3) The personalised Community Directory
But schools and clubs are more than a single member list. They are typically multi-roomed manors replete with guest wings, upstairs/downstairs, ballrooms, libraries and more. So while each member belongs to the organisation as a whole, they can also belong to teams, classes and special groups like staff, managers, and volunteers. Sometimes it is not appropriate to share contact data across the whole community. Sometimes it’s important that groups within the community can easily find and communicate with each other. In these circumstances, the organisation must be able to create new groups. And this is where it can get complex.
Geddup offers an incredibly flexible system for managing this complexity. To illustrate consider the following setup for a school.
Example #1 – your primary school
So if I am a parent of a child at the school…
- I will be a member of the Everyone group – the school administration can send me messages and can see all my details (assuming I have shared them with the school).
- I will be a member of the Class my child is in – I will see the names of all others in that class. I will be able to send them a message but I will not be able to see their details.
- If I join the Community Directory, then I will see everyone else in that group. If there are members of my Class that are also part of that Community Directory, then I’ll be able to see all their details via the Class too.
- If I join a volunteer group, like a Sports Team, I will be able to message and see the details of everyone else who joins that Sports team.
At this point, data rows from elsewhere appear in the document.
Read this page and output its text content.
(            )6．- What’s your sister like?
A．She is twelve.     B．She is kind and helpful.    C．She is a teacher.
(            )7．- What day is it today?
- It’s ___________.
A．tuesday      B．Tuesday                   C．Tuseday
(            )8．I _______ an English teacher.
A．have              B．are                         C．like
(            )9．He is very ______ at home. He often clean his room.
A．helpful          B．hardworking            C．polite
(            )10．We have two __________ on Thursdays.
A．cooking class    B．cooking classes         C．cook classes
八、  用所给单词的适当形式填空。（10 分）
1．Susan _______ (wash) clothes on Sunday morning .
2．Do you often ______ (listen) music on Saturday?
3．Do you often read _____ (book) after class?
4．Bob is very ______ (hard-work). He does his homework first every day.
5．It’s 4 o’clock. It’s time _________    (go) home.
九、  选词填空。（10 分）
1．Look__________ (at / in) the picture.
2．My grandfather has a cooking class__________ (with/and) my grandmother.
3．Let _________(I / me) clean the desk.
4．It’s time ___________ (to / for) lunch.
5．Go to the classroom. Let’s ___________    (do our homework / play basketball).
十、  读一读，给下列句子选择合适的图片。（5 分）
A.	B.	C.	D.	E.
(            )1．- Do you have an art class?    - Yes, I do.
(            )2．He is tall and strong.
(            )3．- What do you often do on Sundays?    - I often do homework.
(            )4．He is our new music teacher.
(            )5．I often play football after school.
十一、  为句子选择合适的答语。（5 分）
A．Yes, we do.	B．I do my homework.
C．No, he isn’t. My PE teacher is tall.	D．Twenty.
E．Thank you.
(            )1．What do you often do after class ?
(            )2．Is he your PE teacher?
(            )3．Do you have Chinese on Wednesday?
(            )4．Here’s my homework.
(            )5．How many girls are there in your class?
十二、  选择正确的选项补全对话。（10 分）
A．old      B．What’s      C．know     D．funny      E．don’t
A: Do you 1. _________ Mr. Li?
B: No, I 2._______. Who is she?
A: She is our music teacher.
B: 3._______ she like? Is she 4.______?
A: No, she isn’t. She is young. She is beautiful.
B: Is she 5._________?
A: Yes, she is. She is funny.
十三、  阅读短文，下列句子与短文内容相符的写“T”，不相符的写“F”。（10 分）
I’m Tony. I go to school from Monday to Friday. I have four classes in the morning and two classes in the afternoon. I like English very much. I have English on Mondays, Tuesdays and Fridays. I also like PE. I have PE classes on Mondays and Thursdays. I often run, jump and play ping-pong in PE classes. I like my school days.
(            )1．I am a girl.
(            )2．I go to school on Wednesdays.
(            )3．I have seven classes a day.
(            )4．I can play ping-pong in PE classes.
Example #2 – your basketball club
So if I am a parent of child playing in a team:
- I will be a member of the Everyone group – the club administration can send me messages and can see all my details (assuming I have shared them with the club).
- I will be a member of the Team my child is in – I will see all the details of all others in that team.
- If I am also a Coach of my child’s team , then I will see everyone else in the Coaches group including all of their details.
- If I were a Manager of my child’s team, then I would see the details of the clubs administrators for the managers group.
These are just two examples, the permutations are many – as determined by the options that the organisation has for each group:
- Who can join – by invitation only or open to anyone
- Who is displayed – everyone, managers and admins or no-one
- What is displayed – all details or name only
Our challenge as we move to the virtual is achieving the same ease of access as the printed list offered. It’s made difficult as we now want more control – maximum flexibility with minimum fuss. In short, we’re looking for a single phone-book with our own personalised and interactive contact list with whom we can share as we see fit.
This was not possible before as each community that we belonged to had their own member list. And then that member list could be divided again between teams, classes or interest groups. In reality each organisation had many phone-books rather than one big doorstop.
Geddup comes at this challenge from the perspective of enabling sharing with the communities to which we belong. We offer a way for organisations to more easily and effectively interact with their communities. We enable individuals to create a single, personalised and interactive contact list for organisations that are part of their community.